Scientists at McMaster University have identified distinct features of a mechanism employed by bacteria to withstand a crucial category of antibiotics.
Gerry Wright, professor of Biochemistry and Biomedical studies at McMaster, says his lab’s recent discovery is significant because the antibiotic apramycin is currently in clinical trials and, should it pass through, having a thorough understanding of how bacteria might resist the drug will be crucial to extending its utility. Image Credit: Blake Dillon.
The recent publication in the esteemed journal Nature Chemical Biology highlights groundbreaking research revealing that resistance to aminoglycoside drugs, commonly used to treat various infections, is significantly more intricate than previously believed.

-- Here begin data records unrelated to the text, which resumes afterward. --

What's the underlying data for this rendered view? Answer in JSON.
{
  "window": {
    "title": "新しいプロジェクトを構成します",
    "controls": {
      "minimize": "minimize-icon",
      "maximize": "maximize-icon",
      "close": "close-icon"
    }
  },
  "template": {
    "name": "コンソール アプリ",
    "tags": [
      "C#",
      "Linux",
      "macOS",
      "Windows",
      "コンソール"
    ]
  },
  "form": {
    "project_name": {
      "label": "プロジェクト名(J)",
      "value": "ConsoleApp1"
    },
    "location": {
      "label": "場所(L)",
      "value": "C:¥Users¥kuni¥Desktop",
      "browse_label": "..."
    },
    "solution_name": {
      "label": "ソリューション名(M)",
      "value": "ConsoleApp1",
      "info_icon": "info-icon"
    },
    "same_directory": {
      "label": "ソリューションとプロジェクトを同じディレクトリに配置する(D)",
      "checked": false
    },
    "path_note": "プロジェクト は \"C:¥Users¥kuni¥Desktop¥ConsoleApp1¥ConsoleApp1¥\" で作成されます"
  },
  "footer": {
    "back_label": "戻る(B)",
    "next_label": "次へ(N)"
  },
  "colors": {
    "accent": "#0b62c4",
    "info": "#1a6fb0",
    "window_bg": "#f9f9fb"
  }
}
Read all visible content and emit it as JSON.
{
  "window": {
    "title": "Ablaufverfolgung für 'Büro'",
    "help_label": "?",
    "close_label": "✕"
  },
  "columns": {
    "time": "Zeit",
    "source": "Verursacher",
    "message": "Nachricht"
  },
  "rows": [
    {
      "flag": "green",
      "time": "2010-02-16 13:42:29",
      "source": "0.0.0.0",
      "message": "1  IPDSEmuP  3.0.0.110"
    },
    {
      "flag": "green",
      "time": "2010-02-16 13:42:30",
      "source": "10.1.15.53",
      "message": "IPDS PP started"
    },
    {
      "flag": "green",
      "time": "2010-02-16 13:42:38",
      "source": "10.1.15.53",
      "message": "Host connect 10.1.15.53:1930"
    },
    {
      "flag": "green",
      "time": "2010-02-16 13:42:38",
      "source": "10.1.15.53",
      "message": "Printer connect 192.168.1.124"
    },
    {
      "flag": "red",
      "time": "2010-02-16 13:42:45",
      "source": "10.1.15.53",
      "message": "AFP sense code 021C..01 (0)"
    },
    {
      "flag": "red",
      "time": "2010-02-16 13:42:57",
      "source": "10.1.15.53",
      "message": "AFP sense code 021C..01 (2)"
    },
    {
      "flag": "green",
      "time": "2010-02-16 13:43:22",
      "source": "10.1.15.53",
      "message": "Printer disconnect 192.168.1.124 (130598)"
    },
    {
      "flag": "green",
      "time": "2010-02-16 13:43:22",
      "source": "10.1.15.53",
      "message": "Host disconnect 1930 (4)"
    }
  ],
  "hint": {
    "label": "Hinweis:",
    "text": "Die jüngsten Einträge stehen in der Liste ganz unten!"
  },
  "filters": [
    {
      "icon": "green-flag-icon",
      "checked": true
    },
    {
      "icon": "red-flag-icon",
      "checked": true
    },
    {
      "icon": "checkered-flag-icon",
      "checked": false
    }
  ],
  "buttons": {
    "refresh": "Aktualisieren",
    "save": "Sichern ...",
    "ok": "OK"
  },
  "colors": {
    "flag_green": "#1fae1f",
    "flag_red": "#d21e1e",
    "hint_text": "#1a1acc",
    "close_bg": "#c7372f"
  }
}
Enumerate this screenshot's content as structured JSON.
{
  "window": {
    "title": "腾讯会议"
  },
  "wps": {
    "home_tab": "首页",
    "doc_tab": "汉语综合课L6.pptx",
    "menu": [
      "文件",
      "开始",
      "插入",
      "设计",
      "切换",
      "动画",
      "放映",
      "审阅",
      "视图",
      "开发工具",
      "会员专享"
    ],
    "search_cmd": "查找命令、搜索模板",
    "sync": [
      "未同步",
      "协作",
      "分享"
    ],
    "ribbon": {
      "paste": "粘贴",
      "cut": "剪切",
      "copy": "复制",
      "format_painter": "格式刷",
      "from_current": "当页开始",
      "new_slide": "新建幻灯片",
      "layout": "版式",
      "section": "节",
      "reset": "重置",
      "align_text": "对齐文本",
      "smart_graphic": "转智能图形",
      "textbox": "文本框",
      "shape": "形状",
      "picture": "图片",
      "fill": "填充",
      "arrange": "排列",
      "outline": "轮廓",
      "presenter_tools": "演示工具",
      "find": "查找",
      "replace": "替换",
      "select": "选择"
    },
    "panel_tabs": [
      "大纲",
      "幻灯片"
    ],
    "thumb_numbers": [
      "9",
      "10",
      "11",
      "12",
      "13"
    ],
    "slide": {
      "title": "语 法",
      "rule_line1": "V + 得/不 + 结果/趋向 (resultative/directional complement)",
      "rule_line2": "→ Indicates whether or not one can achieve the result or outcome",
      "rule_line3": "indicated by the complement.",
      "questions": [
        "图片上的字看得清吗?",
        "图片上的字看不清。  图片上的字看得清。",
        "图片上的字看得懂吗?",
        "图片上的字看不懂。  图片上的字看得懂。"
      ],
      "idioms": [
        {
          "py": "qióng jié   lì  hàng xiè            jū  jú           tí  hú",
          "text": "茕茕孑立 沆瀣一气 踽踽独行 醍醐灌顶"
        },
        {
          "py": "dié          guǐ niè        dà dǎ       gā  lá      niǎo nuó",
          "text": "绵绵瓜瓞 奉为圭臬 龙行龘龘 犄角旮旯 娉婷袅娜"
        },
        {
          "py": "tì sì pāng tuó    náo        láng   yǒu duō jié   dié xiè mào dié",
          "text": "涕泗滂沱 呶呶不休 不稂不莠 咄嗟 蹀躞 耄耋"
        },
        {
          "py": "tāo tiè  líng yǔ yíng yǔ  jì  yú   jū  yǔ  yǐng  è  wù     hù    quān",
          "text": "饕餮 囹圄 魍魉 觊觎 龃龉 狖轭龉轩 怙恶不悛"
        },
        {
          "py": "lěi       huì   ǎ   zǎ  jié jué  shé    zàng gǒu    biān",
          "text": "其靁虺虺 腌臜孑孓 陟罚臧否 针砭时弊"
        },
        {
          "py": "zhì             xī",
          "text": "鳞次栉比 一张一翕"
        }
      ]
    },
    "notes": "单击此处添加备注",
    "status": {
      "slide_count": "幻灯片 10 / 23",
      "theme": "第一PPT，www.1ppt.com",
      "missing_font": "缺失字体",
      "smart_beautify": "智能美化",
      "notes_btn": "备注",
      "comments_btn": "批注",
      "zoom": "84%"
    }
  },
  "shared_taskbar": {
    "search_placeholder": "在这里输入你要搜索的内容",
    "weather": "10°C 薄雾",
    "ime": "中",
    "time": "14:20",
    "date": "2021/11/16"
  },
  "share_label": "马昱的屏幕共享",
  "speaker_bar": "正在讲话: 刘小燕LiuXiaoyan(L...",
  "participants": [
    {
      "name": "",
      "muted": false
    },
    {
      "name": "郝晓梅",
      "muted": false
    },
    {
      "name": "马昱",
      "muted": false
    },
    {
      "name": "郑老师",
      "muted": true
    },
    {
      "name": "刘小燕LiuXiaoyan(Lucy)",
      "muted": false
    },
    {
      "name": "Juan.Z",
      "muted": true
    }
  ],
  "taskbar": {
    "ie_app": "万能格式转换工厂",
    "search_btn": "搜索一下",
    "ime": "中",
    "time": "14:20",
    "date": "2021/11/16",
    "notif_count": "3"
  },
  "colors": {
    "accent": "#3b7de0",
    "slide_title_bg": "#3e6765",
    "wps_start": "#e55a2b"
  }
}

Gerry Wright, the Lead Investigator and Professor of Biochemistry and Biomedical Sciences at McMaster reports that his team observed unprecedented versatility in the ApmA gene, a well-studied bacterial resistance gene.
The study demonstrates that this gene, atypically, empowers bacteria to execute different functions against various antibiotics. Among the numerous aminoglycoside resistance enzymes identified by researchers, Wright emphasizes that only this particular one has displayed such adaptable behavior.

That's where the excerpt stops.